The Pioneer News – 4-1-1987 – Article Text

Library branch receives new ramp, new room

By George Gabehart, News Editor

Some residents of Mount Washington will find it a little easier to use the local branch library and everyone entering its door may find a little more information available within its walls soon.

According to librarian Austine Jasper, the library has expanded to include an additional room where books and materials can be displayed, and it has added a ramp which allows those persons in wheelchairs easier access.

The Mount Washington branch is housed in a small building at the corner of Snapp and Water streets just off the main street in the city.

Until recently, the library shared the facility with a hair cutting salon and a church, leaving it cramped in terms of shelf space and display area.

The additional room made possible with the relocation of the barber shop should allow the library to broaden its selection of permanent books, and also permit a permanent rotating display for the Mount Washington Historical Society.

According to Historical Society member Anna Joyce Hall, the library board has given the organization the go-ahead to place a display case in the new addition.

She said the display will be changed periodically and profile pieces of significance to the area’s past.

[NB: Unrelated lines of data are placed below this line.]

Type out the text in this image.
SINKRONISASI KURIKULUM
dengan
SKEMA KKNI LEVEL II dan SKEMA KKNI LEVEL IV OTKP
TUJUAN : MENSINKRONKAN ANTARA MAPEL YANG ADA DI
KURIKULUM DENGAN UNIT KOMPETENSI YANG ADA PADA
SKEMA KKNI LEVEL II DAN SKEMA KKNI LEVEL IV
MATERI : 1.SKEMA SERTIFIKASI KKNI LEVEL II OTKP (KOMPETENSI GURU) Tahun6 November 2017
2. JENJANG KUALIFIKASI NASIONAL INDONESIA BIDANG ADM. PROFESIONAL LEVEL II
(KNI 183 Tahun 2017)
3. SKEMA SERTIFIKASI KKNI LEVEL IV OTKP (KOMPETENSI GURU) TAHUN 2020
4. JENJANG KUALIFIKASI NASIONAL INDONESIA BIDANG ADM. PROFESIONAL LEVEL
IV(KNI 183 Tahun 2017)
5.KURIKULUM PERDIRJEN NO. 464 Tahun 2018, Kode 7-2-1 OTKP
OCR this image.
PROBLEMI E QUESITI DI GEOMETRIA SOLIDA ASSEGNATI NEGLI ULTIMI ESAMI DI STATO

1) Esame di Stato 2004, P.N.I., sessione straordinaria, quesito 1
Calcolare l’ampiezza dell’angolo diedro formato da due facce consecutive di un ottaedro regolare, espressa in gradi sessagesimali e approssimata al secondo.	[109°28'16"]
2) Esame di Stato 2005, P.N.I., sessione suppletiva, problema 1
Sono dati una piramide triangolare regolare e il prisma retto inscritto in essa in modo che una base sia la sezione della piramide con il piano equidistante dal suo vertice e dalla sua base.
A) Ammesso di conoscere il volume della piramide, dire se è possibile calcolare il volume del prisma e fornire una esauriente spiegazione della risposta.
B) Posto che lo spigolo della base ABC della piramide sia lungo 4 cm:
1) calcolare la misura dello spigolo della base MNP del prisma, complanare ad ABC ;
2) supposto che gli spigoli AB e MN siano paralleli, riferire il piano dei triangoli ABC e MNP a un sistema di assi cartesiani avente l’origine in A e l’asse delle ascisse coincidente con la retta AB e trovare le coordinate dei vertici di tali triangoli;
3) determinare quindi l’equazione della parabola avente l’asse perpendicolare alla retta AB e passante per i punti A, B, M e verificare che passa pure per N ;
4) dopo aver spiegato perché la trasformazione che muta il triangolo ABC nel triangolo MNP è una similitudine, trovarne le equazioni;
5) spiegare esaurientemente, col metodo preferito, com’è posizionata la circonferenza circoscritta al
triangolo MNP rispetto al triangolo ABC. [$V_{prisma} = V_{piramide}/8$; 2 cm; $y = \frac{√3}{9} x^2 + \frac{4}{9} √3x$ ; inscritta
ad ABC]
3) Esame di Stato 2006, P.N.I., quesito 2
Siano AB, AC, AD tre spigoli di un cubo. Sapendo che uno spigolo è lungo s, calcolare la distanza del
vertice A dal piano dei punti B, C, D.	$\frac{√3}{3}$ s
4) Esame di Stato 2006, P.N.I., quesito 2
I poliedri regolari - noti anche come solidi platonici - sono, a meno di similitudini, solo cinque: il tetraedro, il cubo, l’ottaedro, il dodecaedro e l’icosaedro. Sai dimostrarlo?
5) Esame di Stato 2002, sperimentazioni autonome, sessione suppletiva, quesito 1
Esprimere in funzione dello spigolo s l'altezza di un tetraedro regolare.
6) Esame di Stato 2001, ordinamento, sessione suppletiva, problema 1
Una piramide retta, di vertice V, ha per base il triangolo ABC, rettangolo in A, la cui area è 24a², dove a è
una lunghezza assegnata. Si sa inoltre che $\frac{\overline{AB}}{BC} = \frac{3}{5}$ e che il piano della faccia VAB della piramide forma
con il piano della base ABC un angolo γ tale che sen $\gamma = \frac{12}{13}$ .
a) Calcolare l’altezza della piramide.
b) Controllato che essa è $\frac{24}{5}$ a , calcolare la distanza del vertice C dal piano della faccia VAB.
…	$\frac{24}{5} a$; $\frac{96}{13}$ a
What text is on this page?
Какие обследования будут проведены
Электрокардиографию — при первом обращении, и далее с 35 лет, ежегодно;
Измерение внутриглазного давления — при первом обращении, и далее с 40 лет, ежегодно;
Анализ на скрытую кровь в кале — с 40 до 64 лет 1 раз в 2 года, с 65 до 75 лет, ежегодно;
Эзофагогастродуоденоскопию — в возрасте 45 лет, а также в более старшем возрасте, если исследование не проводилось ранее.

Much of the society’s collection has been housed at the library in the past with no place for it to be prominently displayed.

According to Jasper, she has hopes the branch can expand its reference materials and its nonfiction collection.

(Photo Caption: Mike Laswell tests the ramp.)

She said these two areas receive the most notice among patrons, and the additional room could allow for expansion of both collections.

While the future is looking brighter for the library in the area of expansion, the same holds true for at least some of the facility’s patrons.

When expansion work was being done for the addition, the OK was also given to install the wheelchair ramp.

Hall said this will provide at least two regular patrons with easier access to the library, and it could allow others to use the facility.

According the Mike Laswell, a 15-year-old sophomore at Bullitt East High School, the ramp will enable him now to use the library with less difficulty.

Before the ramp was installed, Laswell said he had to use a walker in the building, a situation that brought about some difficulty because of the friction on the carpeted floor.

The ramp allows him to bring his motorized wheelchair into the library and he said there is more than enough room inside to maneuver about.

He said the ramp will allow him to more than “make do” as he has in the past, and aid his studies when he needs to use the library in his school work.

Both Hall and Jasper said they hope to know something in the next few months as to what materials and additional books may become available to add to the library’s standing collection.